Arts Academy students lament conditions, seek redress from city

Earlier this week students attending Boston Arts Academy (BAA) from Dorchester and from across the rest of the city, with support from their parents, seized “a learning and leadership opportunity” when they personally pleaded with city officials to correct the long-standing deplorable conditions at their high school.

This past Monday, BAA Family Council and students delivered a petition with more than 800 signatures (and growing online daily), requesting that Mayor Menino, Superintendent Carol Johnson and Chief of Properties Mike Galvin honor their previous commitment to provide BAA with  the safe and appropriate facility required of  a visual and performing arts high school. The group also presented the same petition at last Wednesday’s Boston School Committee meeting.

The BAA is seen by some as the Hub’s answer to the Big Apple’s performing arts high school that was featured in the 1980 movie “Fame.” The roster of New York’s LaGuardia alumni includes entertainment superstars like Jennifer Aniston, Robert deNiro, Laurence Fishburne, Nicki Minaj, Al Pacino, Wesley Snipes, and Ben Vereen. The BAA alumni roster—not so much.

To explain the difference, Boston parents contend that the BAA space constraints and physical facilities are far below those at an ordinary school, much less one dedicated to the performing and visual arts. Unbelievable as it sounds, the school has no auditorium.

According to a BAA Family Council press release, in 1998 the BAA was assigned a converted post office building at 174 Ipswich St. near Fenway Park as a temporary home.  Only minimal improvements were made to the building as it was not considered a permanent option.

Since then, the BAA community has spent significant time and money assessing more than 45 preferable sites in the city. Nevertheless, they reluctantly agreed last year to keep BAA on Ipswich Street, relying on assurances that the Boston Public Schools would advocate for the BAA to receive Massachusetts School Building Authority (MSBA) renovation funding.

However, in December, the MSBA rejected the BPS’s Statement of Interest, noting that “BAA’s renovation is not perceived to be a priority for Boston.”

Most classrooms in the former post office building have no windows or natural light. And more than 90 percent of the BAA core academic classrooms and arts areas do not meet the MSBA’s minimum space requirements. In addition, the school’s science labs don’t meet minimum safety requirements.

Visual Arts students are using a converted kiln room as a classroom that seats no more than 8 students, creating a situation where students are taking turns being able to sit. Other classes are conducted in storage and office spaces. Sometimes classes take place in hallways and closets.

The lack of an auditorium or other performance space significantly limits the faculty’s ability to prepare graduates for collegiate and professional careers in the performing arts.

One parent mentioned that BAA students had to rent space at Emerson College to do their annual musical, but could only afford to do so for two nights.
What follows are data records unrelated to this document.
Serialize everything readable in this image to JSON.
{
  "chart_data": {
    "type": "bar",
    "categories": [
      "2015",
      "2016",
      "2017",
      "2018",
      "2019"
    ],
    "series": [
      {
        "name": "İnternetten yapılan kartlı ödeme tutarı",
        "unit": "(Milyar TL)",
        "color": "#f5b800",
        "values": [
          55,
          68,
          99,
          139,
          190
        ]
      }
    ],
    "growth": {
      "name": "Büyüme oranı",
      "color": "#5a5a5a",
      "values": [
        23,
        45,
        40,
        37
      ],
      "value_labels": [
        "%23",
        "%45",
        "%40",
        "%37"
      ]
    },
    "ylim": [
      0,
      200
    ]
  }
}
Even though the city sometimes makes places like the Strand Theatre in Uphams Corner available at little or no cost, BAA faculty feel that high school students need to be able to rehearse in the same space in which they will perform.

Parents are encouraging all concerned parents and arts appreciators to sign their on-line petition (signon.org/sign/guarantee-renovations). They hope to shame city officials into changeing their stepchild status into a Cinderella story.